It can be devastating when an insurance company denies your claim without a valid reason or without investigating properly. When you are in the midst of responding to damage caused by mold, water intrusions, or contamination of your home, it is doubly unfair when an insurance company that should provide coverage refuses improperly to do so. Our firm is experienced in reading and analyzing insurance policies.
If you have suffered a loss resulting in property damage to your house, condominium, or apartment, it can be difficult to read an insurance policy that may provide coverage for your loss. It is rarely advisable to accept the insurance company’s assertion that there is no coverage without thoroughly examining the entire policy, including endorsements, exclusions, and exceptions that may provide coverage.
First Party Claims. A Homeowners’ (HO) insurance policy provides first-party coverage for damages caused by non-excluded losses. Insurance companies have a duty of good faith and fair dealing with homeowners. When an insurance company fails to evaluate a claim fairly and in good faith, it may be in violation of statutes that prohibits unfair and deceptive insurance practices. Insurance companies have an obligation to respond within a reasonable time to a claim, and must not deny a claim without conducting a proper investigation. Most HO policies now provide limited coverage for mold-related claims. It can often be difficult to determine what coverage is, or is not, provided by mold endorsement language in a policy. We have experience in interpreting these mold coverage provisions.

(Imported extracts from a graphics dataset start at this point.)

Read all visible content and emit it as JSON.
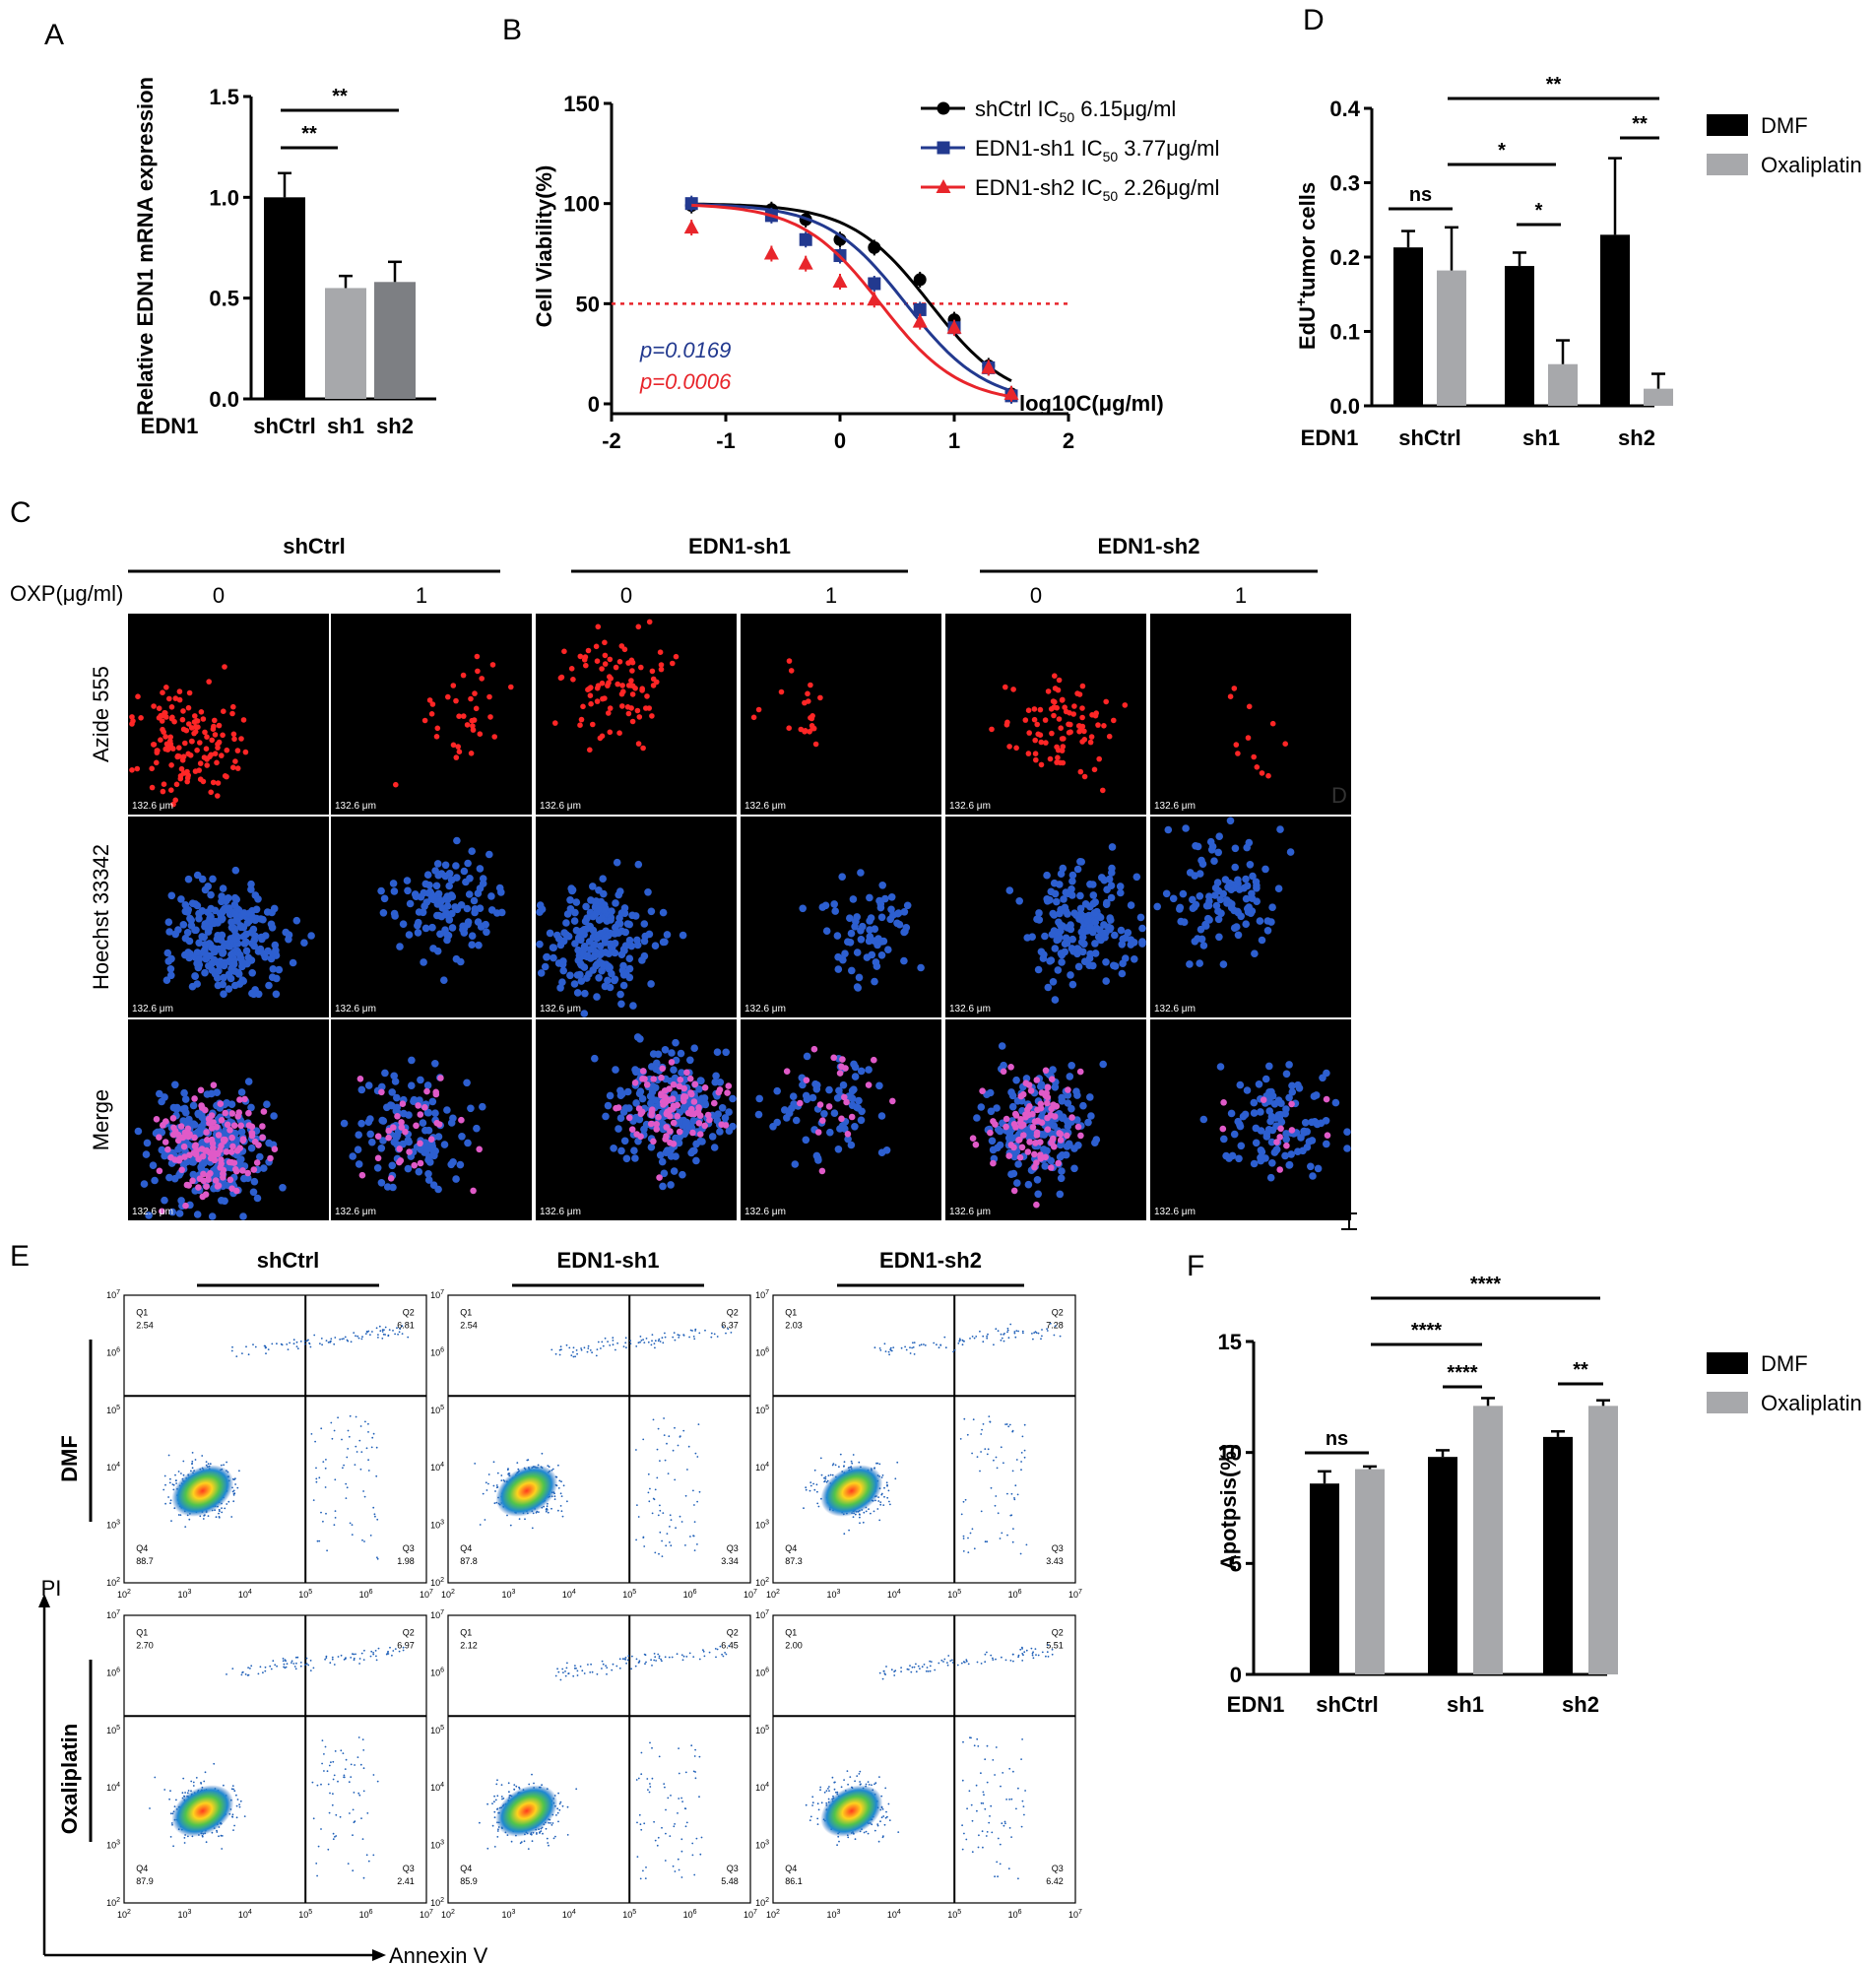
{
  "panel_labels": {
    "a": "A",
    "b": "B",
    "c": "C",
    "d": "D",
    "e": "E",
    "f": "F"
  },
  "chart_data": [
    {
      "id": "A",
      "type": "bar",
      "ylabel": "Relative EDN1 mRNA expression",
      "group_label": "EDN1",
      "categories": [
        "shCtrl",
        "sh1",
        "sh2"
      ],
      "values": [
        1.0,
        0.55,
        0.58
      ],
      "errors": [
        0.12,
        0.06,
        0.1
      ],
      "colors": [
        "#000000",
        "#a7a8ab",
        "#7d7f83"
      ],
      "ylim": [
        0,
        1.5
      ],
      "yticks": [
        "0.0",
        "0.5",
        "1.0",
        "1.5"
      ],
      "significance": [
        "**",
        "**"
      ]
    },
    {
      "id": "B",
      "type": "line",
      "ylabel": "Cell Viability(%)",
      "xlabel": "log10C(μg/ml)",
      "xlim": [
        -2,
        2
      ],
      "ylim": [
        0,
        150
      ],
      "xticks": [
        "-2",
        "-1",
        "0",
        "1",
        "2"
      ],
      "yticks": [
        "0",
        "50",
        "100",
        "150"
      ],
      "reference_line": 50,
      "x": [
        -1.3,
        -0.6,
        -0.3,
        0.0,
        0.3,
        0.7,
        1.0,
        1.3,
        1.5
      ],
      "series": [
        {
          "name": "shCtrl",
          "ic_label": "IC",
          "ic_sub": "50",
          "ic_value": "6.15μg/ml",
          "color": "#000000",
          "marker": "circle",
          "values": [
            99,
            97,
            92,
            82,
            78,
            62,
            42,
            19,
            5
          ],
          "ic50": 6.15
        },
        {
          "name": "EDN1-sh1",
          "ic_label": "IC",
          "ic_sub": "50",
          "ic_value": "3.77μg/ml",
          "color": "#22398f",
          "marker": "square",
          "values": [
            100,
            94,
            82,
            74,
            60,
            47,
            38,
            18,
            4
          ],
          "ic50": 3.77
        },
        {
          "name": "EDN1-sh2",
          "ic_label": "IC",
          "ic_sub": "50",
          "ic_value": "2.26μg/ml",
          "color": "#e8252b",
          "marker": "triangle",
          "values": [
            88,
            75,
            70,
            61,
            52,
            41,
            38,
            18,
            5
          ],
          "ic50": 2.26
        }
      ],
      "pvalues": [
        {
          "text": "p=0.0169",
          "color": "#22398f"
        },
        {
          "text": "p=0.0006",
          "color": "#e8252b"
        }
      ]
    },
    {
      "id": "D",
      "type": "bar",
      "ylabel_main": "EdU",
      "ylabel_sup": "+",
      "ylabel_tail": "tumor cells",
      "group_label": "EDN1",
      "ylim": [
        0,
        0.4
      ],
      "yticks": [
        "0.0",
        "0.1",
        "0.2",
        "0.3",
        "0.4"
      ],
      "categories": [
        "shCtrl",
        "sh1",
        "sh2"
      ],
      "series": [
        {
          "name": "DMF",
          "color": "#000000",
          "values": [
            0.213,
            0.188,
            0.23
          ],
          "errors": [
            0.022,
            0.018,
            0.103
          ]
        },
        {
          "name": "Oxaliplatin",
          "color": "#a7a8ab",
          "values": [
            0.182,
            0.056,
            0.023
          ],
          "errors": [
            0.058,
            0.032,
            0.02
          ]
        }
      ],
      "significance": [
        "ns",
        "*",
        "**",
        "*",
        "**"
      ]
    },
    {
      "id": "F",
      "type": "bar",
      "ylabel": "Apotpsis(%)",
      "group_label": "EDN1",
      "ylim": [
        0,
        15
      ],
      "yticks": [
        "0",
        "5",
        "10",
        "15"
      ],
      "categories": [
        "shCtrl",
        "sh1",
        "sh2"
      ],
      "series": [
        {
          "name": "DMF",
          "color": "#000000",
          "values": [
            8.6,
            9.8,
            10.7
          ],
          "errors": [
            0.55,
            0.3,
            0.25
          ]
        },
        {
          "name": "Oxaliplatin",
          "color": "#a7a8ab",
          "values": [
            9.25,
            12.1,
            12.1
          ],
          "errors": [
            0.12,
            0.35,
            0.25
          ]
        }
      ],
      "significance": [
        "ns",
        "****",
        "****",
        "****",
        "**"
      ]
    }
  ],
  "panel_c": {
    "groups": [
      "shCtrl",
      "EDN1-sh1",
      "EDN1-sh2"
    ],
    "dose_label": "OXP(μg/ml)",
    "doses": [
      "0",
      "1",
      "0",
      "1",
      "0",
      "1"
    ],
    "rows": [
      "Azide 555",
      "Hoechst 33342",
      "Merge"
    ],
    "scale_text": "132.6 μm",
    "stray_letter": "D"
  },
  "panel_e": {
    "groups": [
      "shCtrl",
      "EDN1-sh1",
      "EDN1-sh2"
    ],
    "rows": [
      "DMF",
      "Oxaliplatin"
    ],
    "yaxis": "PI",
    "xaxis": "Annexin V",
    "quadrant_names": [
      "Q1",
      "Q2",
      "Q3",
      "Q4"
    ],
    "quadrants": [
      [
        [
          "2.54",
          "6.81",
          "1.98",
          "88.7"
        ],
        [
          "2.54",
          "6.37",
          "3.34",
          "87.8"
        ],
        [
          "2.03",
          "7.28",
          "3.43",
          "87.3"
        ]
      ],
      [
        [
          "2.70",
          "6.97",
          "2.41",
          "87.9"
        ],
        [
          "2.12",
          "6.45",
          "5.48",
          "85.9"
        ],
        [
          "2.00",
          "5.51",
          "6.42",
          "86.1"
        ]
      ]
    ],
    "log_ticks": [
      "10",
      "2",
      "3",
      "4",
      "5",
      "6",
      "7"
    ]
  }
}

Third party claims. An insurance claim based on the negligence of a third party such as a contractor or remediation company will be the subject of a claim against the contractor or remediation company’s insurance company. These policies are third-party contracts, generally referred to as a Commercial General Liability (CGL) policy.
Condominiums. If you own a condominium unit, issues may arise regarding both your unit owner’s policy and the condominium association’s master policy. Where one leaves off and the other begins can be confusing, and will often depend on the description of your unit and of the common areas which are generally found in either your unit deed or the condominium master deed.
HO, CGL and condominium policies are complicated and difficult to fully understand. We have experience in reviewing insurance policies to determine when and to what extent a policy may provide coverage. We can advise on whether it is necessary to hire a “public adjuster” to appraise property damage on your behalf.
It is important to review your policy carefully soon after a loss. The policy will contain provisions regarding time limits and other requirements for making a claim. It is important that these claims provisions be carefully followed and complied with.
When an insurer fails to investigate properly or denies a claim without a valid reason, such ‘bad faith’ conduct can permit you to sue for additional money damages, including attorney’s fees and multiple damages. We are experienced in interpreting insurance policies, and holding insurance companies accountable for their prompt and fair investigation and payment on claims that are not excluded by the policy.